“He didn’t. For that matter, neither did the little man who wasn’t there. I was kidding you, Hank. There isn’t any little man who wasn’t there.”

“Oh,” I said. I repeated it slowly, or started to. “There—isn’t -any—little—man—who—wasn’t—” I gave up. “I think I begin to see,” I said. “What you mean is that there wasn’t any little man who isn’t here. But then, who’s Yehudi?”

“There isn’t any Yehudi, Hank. But the name, the idea, fitted so well that I called it that for short.”

“And what do you call it for long?”

“The automatic autosuggestive subvibratory superaccelerator.” I drank the rest of my drink.

“Lovely,” I said. “I like the Yehudi principle better, though. But there’s just one thing. Who brought us that drink-stuff?
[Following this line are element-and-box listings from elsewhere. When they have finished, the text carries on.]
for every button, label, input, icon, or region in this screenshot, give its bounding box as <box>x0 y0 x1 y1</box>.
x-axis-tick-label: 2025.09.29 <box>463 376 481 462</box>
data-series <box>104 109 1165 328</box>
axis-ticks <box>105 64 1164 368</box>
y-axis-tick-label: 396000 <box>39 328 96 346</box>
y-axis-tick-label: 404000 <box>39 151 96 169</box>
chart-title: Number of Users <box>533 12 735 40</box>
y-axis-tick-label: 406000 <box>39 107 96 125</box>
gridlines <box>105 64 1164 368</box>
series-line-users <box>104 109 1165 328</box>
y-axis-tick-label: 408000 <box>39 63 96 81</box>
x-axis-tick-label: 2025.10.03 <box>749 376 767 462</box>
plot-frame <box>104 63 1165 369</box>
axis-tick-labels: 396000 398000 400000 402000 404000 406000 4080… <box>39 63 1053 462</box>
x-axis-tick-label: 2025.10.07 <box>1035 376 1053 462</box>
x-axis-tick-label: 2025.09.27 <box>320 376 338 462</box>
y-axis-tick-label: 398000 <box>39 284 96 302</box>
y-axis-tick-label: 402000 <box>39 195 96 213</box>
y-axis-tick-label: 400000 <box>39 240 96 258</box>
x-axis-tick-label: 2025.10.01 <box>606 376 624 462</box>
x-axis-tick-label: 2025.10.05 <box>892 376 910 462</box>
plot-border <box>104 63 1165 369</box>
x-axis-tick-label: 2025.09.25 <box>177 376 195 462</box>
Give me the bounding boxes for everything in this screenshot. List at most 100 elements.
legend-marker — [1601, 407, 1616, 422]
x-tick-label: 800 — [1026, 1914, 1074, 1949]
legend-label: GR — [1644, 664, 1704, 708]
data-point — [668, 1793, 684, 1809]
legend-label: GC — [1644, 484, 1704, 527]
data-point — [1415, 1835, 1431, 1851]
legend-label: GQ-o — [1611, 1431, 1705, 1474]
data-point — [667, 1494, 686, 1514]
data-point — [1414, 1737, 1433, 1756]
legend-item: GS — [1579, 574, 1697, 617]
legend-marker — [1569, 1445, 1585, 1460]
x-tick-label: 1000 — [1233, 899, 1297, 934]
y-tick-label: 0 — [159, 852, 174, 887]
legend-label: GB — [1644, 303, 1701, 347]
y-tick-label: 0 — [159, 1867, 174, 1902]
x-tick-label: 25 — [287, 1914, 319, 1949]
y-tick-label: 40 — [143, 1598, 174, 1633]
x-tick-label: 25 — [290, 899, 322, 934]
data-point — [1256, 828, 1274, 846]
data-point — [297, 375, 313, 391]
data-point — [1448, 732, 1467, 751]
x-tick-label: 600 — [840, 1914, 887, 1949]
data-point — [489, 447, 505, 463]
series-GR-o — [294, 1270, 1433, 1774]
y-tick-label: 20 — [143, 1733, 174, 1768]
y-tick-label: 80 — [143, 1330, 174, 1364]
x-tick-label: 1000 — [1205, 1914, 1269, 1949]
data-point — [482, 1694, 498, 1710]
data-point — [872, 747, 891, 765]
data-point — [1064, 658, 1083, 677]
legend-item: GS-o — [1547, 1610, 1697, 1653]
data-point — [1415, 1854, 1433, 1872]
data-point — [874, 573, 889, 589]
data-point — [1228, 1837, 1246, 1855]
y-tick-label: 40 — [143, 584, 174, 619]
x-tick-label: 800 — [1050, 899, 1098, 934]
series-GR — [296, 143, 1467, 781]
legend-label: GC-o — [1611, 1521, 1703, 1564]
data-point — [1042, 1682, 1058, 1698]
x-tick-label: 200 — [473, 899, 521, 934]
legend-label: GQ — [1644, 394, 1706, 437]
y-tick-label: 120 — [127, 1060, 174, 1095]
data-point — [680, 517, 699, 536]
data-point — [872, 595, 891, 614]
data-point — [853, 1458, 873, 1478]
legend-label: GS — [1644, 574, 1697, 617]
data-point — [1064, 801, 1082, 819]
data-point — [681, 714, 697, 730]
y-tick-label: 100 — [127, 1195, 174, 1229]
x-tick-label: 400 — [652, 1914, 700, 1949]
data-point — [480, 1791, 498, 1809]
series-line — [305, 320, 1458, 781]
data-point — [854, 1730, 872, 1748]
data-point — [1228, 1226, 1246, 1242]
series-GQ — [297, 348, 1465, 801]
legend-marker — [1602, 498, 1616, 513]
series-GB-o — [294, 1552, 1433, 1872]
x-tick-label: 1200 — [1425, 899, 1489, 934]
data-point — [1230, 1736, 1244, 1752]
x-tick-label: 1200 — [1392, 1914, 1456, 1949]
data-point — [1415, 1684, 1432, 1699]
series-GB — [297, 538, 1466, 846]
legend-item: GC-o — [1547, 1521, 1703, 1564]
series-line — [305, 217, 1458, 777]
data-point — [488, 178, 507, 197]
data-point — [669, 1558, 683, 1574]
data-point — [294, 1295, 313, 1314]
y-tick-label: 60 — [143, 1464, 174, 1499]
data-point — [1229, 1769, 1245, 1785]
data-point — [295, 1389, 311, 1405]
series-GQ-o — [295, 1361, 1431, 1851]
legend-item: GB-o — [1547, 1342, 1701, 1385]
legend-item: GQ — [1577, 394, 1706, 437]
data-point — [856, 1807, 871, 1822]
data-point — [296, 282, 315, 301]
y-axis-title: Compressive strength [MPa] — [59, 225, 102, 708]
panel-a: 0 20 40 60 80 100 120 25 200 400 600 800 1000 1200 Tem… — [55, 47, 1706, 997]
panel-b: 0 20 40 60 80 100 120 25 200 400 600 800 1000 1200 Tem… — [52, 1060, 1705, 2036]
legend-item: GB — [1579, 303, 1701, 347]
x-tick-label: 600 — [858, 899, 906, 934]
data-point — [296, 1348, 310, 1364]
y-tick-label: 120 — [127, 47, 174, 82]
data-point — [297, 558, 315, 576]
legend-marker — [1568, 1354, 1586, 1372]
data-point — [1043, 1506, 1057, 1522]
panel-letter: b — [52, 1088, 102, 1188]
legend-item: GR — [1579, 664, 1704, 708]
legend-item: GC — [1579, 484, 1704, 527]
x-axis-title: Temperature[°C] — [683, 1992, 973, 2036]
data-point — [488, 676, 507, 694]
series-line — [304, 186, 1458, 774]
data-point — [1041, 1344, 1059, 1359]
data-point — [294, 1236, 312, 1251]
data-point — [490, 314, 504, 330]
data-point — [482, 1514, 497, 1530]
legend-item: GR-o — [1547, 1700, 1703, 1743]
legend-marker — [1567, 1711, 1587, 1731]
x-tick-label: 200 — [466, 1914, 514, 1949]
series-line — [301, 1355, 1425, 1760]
The gin and the soda and the so forth?”

“I did. And you mixed our second-last, as well as our last drink. Now do you understand?”

“In a word,” I said, “not exactly.”

Charlie sighed. “A field is set up between the temple-plates which accelerates several thousand times, the molecular vibration and thereby the speed of organic matter—the brain, and thereby the body. The command given just before the switch is thrown acts as an autosuggestion and you carry out the order you’ve just given yourself. But so rapidly that no one can see you move; just a momentary blur as you move off and come back in practically the same instant. Is that clear?”

“Sure,” I told him. “Except for one thing. Who’s Yehudi?”